Constraining photon dispersion relations from observations of the Vela pulsar with H.E.S.S

TL;DR

This paper uses gamma-ray observations of the Vela pulsar by H.E.S.S. to set new constraints on quantum gravity theories predicting modified photon dispersion relations, leveraging pulsar periodicity data.

Contribution

It introduces a novel method and calibration procedure to constrain quantum gravity effects using pulsar gamma-ray data, providing the first limit with the Vela pulsar.

Findings

First limit on QG energy scale from Vela pulsar data

Method and calibration procedure for analyzing pulsar gamma-ray data

Constraints on Lorentz invariance violation from pulsar observations

Abstract

Some approaches to Quantum Gravity (QG) predict a modification of photon dispersion relations due to a breaking of Lorentz invariance.
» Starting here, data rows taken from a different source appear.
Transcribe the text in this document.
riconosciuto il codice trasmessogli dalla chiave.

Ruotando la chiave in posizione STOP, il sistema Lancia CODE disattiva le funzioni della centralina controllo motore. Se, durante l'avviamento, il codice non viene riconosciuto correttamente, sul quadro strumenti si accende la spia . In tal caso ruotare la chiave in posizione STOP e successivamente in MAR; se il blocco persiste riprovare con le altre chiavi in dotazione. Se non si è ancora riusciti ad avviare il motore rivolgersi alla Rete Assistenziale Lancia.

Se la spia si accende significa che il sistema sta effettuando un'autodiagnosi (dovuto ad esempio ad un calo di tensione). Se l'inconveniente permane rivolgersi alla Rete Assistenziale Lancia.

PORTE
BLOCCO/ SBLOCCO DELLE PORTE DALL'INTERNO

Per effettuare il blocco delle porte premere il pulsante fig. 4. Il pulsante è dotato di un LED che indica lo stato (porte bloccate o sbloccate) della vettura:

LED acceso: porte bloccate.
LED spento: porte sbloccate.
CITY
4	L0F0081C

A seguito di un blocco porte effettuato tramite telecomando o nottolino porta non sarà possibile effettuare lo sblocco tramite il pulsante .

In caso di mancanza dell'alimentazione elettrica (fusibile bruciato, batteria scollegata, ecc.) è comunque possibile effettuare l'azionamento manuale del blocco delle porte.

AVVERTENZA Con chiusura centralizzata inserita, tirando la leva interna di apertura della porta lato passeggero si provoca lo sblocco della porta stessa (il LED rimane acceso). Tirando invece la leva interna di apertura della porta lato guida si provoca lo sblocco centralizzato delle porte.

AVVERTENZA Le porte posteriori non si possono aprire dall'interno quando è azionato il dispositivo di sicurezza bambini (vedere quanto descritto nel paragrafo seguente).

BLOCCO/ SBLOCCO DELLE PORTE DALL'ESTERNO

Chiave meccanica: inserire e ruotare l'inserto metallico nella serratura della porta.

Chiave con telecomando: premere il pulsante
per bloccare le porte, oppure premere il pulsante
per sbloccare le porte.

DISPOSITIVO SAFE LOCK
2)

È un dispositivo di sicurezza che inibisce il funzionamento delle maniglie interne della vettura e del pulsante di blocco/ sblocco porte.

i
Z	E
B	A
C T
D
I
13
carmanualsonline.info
The effect is expected to affect photons near an effective QG energy scale. This scale has been constrained by observing gamma rays emitted from variable astrophysical sources such as gamma-ray bursts and flaring active galactic nuclei. Pulsars exhibit a periodic emission of possibly ms time scale. In 2014, the H.E.S.S. experiment reported the detection down to 20 GeV of gamma rays from the Vela pulsar having a periodicity of 89 ms. Using a likelihood analysis, calibrated with a dedicated Monte-Carlo procedure, we obtain the first limit on QG energy scale with the Vela pulsar. In this paper, the method and calibration procedure in use will be described and the results will be discussed.